Is it safe to rely on Python function arguments evaluation order? [duplicate]

喜欢而已 提交于 2019-11-27 09:24:10

Yes, Python always evaluates function arguments from left to right.

This goes for any comma seperated list as far as I know:

>>> from __future__ import print_function
>>> def f(x, y): pass
...
>>> f(print(1), print(2))
1
2
>>> [print(1), print(2)]
1
2
[None, None]
>>> {1:print(1), 2:print(2)}
1
2
{1: None, 2: None}
>>> def f(x=print(1), y=print(2)): pass
...
1
2

Quoting from the reference documentation:

Python evaluates expressions from left to right.

So yes, you can count on that (with one exception, see below).

A call (the (...) part after a primary, such as a function name) is just another expression primary, and the arguments for the call are just more expressions.

Note: There is one exception to this rule.
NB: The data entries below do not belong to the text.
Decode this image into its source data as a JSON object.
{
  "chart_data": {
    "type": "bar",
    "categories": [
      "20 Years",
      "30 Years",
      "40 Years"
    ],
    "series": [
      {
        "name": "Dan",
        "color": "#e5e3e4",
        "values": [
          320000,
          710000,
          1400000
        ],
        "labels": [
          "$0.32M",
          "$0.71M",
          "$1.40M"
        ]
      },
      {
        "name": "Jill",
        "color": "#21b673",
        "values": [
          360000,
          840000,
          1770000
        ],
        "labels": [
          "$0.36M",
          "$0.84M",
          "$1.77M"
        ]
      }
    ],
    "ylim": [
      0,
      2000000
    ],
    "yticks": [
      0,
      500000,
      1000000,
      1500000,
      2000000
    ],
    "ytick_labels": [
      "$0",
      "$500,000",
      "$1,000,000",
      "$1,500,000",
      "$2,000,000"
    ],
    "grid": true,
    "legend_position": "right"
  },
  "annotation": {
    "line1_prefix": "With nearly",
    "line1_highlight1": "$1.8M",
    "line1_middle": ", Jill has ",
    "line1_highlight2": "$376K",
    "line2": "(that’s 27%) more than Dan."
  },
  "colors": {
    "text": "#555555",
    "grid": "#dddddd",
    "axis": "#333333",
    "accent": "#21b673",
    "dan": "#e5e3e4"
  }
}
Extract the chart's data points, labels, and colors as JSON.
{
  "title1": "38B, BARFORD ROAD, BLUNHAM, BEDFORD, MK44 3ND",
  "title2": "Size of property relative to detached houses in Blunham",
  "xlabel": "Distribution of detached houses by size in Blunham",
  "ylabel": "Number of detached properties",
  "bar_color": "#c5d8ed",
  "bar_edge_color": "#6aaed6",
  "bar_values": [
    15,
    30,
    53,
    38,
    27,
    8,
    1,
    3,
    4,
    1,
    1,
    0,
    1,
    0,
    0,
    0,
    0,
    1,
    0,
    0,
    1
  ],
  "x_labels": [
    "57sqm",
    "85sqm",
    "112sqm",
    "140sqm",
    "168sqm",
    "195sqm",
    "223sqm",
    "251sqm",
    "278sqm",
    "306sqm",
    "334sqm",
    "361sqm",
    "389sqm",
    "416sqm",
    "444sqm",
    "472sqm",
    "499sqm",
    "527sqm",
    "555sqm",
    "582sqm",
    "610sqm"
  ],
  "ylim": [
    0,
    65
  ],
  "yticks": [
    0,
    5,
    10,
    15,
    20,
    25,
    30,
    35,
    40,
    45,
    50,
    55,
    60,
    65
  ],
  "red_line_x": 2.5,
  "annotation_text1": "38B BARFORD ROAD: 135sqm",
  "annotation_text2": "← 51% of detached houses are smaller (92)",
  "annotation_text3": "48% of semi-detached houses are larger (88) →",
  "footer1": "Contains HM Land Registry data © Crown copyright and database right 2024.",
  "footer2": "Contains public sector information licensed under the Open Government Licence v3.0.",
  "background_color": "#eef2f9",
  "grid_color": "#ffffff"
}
When using *expression in a call (to expand an iterable to form additional positional arguments), then this expression is evaluated before any keyword argument expressions:

>>> from itertools import count
>>> def bar(n, r=(), c=count()): print(f'{next(c)}: bar({n!r})'); return r
...
>>> def foo(*args, **kwargs): pass
...
>>> foo(bar('a1'), spam=bar('a2'), *bar('varargs'), **bar('kwargs', {}))
0: bar('a1')
1: bar('varargs')
2: bar('a2')
3: bar('kwargs')

The linked documentation states:

A consequence of this is that although the *expression syntax may appear after explicit keyword arguments, it is processed before the keyword arguments[.]